The terms in this hierarchy are used in a strict way. A \emph{study} is the top-level research container that groups related protocol conditions. An \emph{experiment} is one reusable condition within that study (for example, a control versus experimental condition). A \emph{step} is one phase of the protocol timeline (for example, an introduction, telling a story, or testing recall). An \emph{action} is the smallest executable unit inside a step (for example, trigger a gesture, play audio, or speak a prompt).
Figure~\ref{fig:experiment-hierarchy} shows the generic schema. Reading top-down, one study contains many experiments, each experiment contains many steps, and each step contains many actions. The dashed trial nodes indicate execution instances of a protocol, not new protocols. This protocol-versus-instance separation is central for reproducibility because researchers can repeat the same designed experiment across participants while preserving traceability of what was specified versus what was executed.
To illustrate the same schema with a concrete case, consider an interactive storytelling study with the research question: \emph{Does robot interaction modality influence participant recall performance?} The two conditions differ in how the robot looks and behaves: NAO6 has a human-like form and uses expressive gestures, while TurtleBot is visibly machine-like with no social movement cues. This keeps the narrative task the same across both conditions while changing only how the robot delivers it.
Figure~\ref{fig:example-hierarchy} maps that study onto the same hierarchy. The study branches into two experiments (TurtleBot with only voice, NAO6 with added gestures), each experiment uses the same ordered steps (Intro, Story Telling, Recall Test), and each step contains actions. The figure expands only the Story Telling step to keep the diagram readable, but Intro and Recall Test follow the same structure.

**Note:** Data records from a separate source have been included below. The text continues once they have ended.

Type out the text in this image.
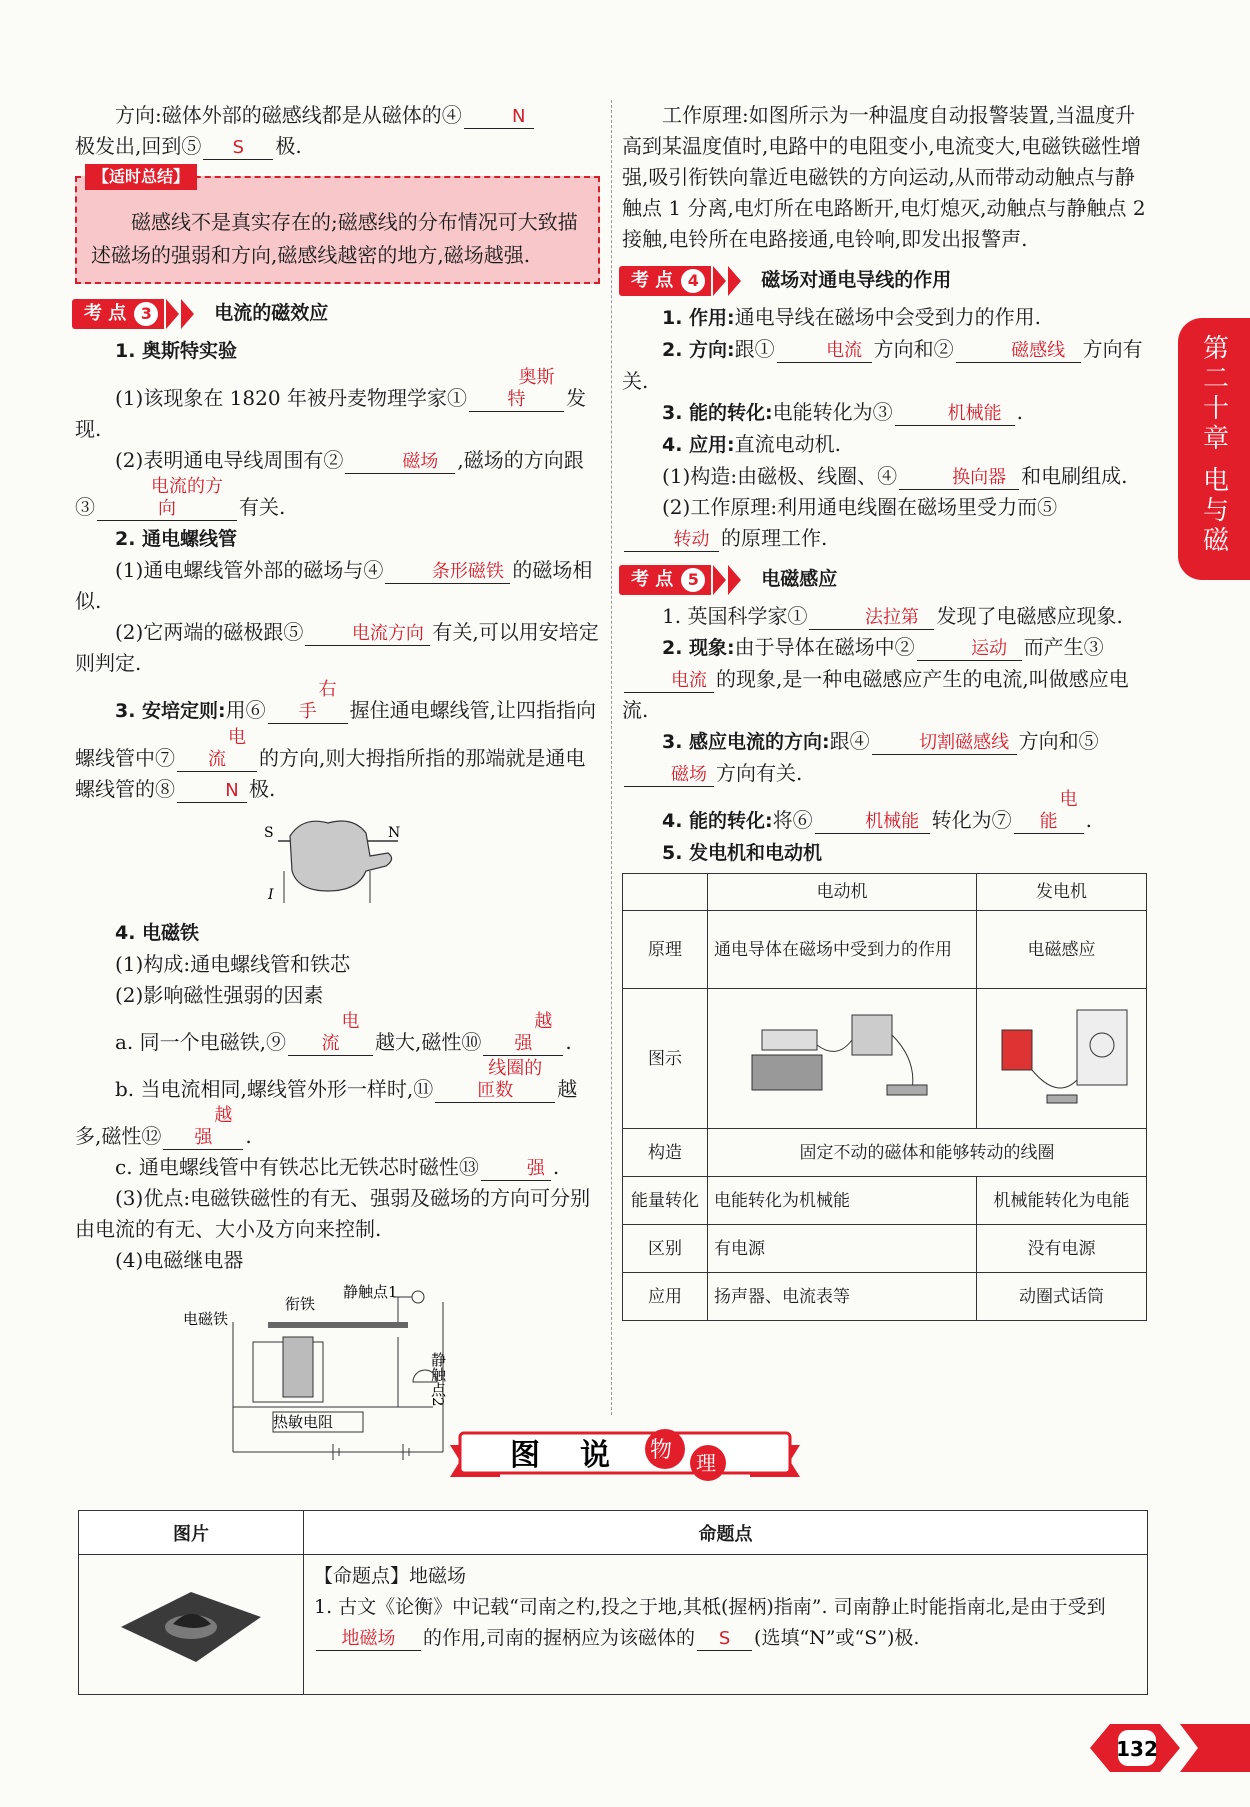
方向:磁体外部的磁感线都是从磁体的④	N

极发出,回到⑤ S 极.

【适时总结】
磁感线不是真实存在的;磁感线的分布情况可大致描述磁场的强弱和方向,磁感线越密的地方,磁场越强.
考 点 3	电流的磁效应

1. 奥斯特实验

(1)该现象在 1820 年被丹麦物理学家①奥斯特 发现.

(2)表明通电导线周围有②	磁场 ,磁场的方向跟③电流的方向	有关.

2. 通电螺线管

(1)通电螺线管外部的磁场与④	条形磁铁 的磁场相似.

(2)它两端的磁极跟⑤	电流方向 有关,可以用安培定则判定.

3. 安培定则:用⑥右手 握住通电螺线管,让四指指向螺线管中⑦电流 的方向,则大拇指所指的那端就是通电螺线管的⑧	N 极.

S	N
I

4. 电磁铁

(1)构成:通电螺线管和铁芯

(2)影响磁性强弱的因素

a. 同一个电磁铁,⑨电流 越大,磁性⑩越强 .

b. 当电流相同,螺线管外形一样时,⑪线圈的匝数 越多,磁性⑫越强 .

c. 通电螺线管中有铁芯比无铁芯时磁性⑬	强 .

(3)优点:电磁铁磁性的有无、强弱及磁场的方向可分别由电流的有无、大小及方向来控制.

(4)电磁继电器

电磁铁
衔铁
静触点1
静触点2
热敏电阻

工作原理:如图所示为一种温度自动报警装置,当温度升高到某温度值时,电路中的电阻变小,电流变大,电磁铁磁性增强,吸引衔铁向靠近电磁铁的方向运动,从而带动动触点与静触点 1 分离,电灯所在电路断开,电灯熄灭,动触点与静触点 2 接触,电铃所在电路接通,电铃响,即发出报警声.

考 点 4	磁场对通电导线的作用

1. 作用:通电导线在磁场中会受到力的作用.

2. 方向:跟①	电流 方向和②	磁感线 方向有关.

3. 能的转化:电能转化为③	机械能 .

4. 应用:直流电动机.

(1)构造:由磁极、线圈、④	换向器 和电刷组成.

(2)工作原理:利用通电线圈在磁场里受力而⑤转动 的原理工作.

考 点 5	电磁感应

1. 英国科学家①	法拉第 发现了电磁感应现象.

2. 现象:由于导体在磁场中②	运动 而产生③电流 的现象,是一种电磁感应产生的电流,叫做感应电流.

3. 感应电流的方向:跟④	切割磁感线 方向和⑤磁场 方向有关.

4. 能的转化:将⑥	机械能 转化为⑦电能 .

5. 发电机和电动机

	电动机	发电机
原理	通电导体在磁场中受到力的作用	电磁感应
图示		
构造	固定不动的磁体和能够转动的线圈	
能量转化	电能转化为机械能	机械能转化为电能
区别	有电源	没有电源
应用	扬声器、电流表等	动圈式话筒
第二十章 电与磁
图 说 物 理
图片	命题点

【命题点】地磁场
1. 古文《论衡》中记载“司南之杓,投之于地,其柢(握柄)指南”. 司南静止时能指南北,是由于受到地磁场 的作用,司南的握柄应为该磁体的 S (选填“N”或“S”)极.
132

Together, Figure~\ref{fig:experiment-hierarchy} and Figure~\ref{fig:example-hierarchy} move from abstract schema to concrete instantiation.
\begin{figure}[htbp]
\centering
\begin{tikzpicture}[
nodebox/.style={rectangle, draw=black, thick, fill=gray!15, align=center, font=\small, inner sep=4pt},
nodeboxdark/.style={rectangle, draw=black, thick, fill=gray!30, align=center, font=\small, inner sep=4pt},
nodeboxlight/.style={rectangle, draw=black, thick, dashed, fill=gray!8, align=center, font=\small, inner sep=4pt},
arrow/.style={->, thick},
instof/.style={->, thick, dashed},
cardinality/.style={font=\small, fill=white, inner sep=2pt}]
% Top level: Study
\node[nodebox] (study) at (0, 5.5) {Study};
% Second level: Multiple Experiments
\node[nodebox] (exp1) at (-4.5, 3.5) {Experiment 1};
\node[nodebox] (exp2) at (0, 3.5) {Experiment 2};
\node[nodebox] (exp3) at (4.5, 3.5) {Experiment 3};
\draw[arrow] (study.south) -- (exp1.north);
\draw[arrow] (study.south) -- (exp2.north);
\draw[arrow] (study.south) -- (exp3.north);
\node[cardinality] at (0, 4.5) {has many};
% Third level: Steps (showing detail for Experiment 2)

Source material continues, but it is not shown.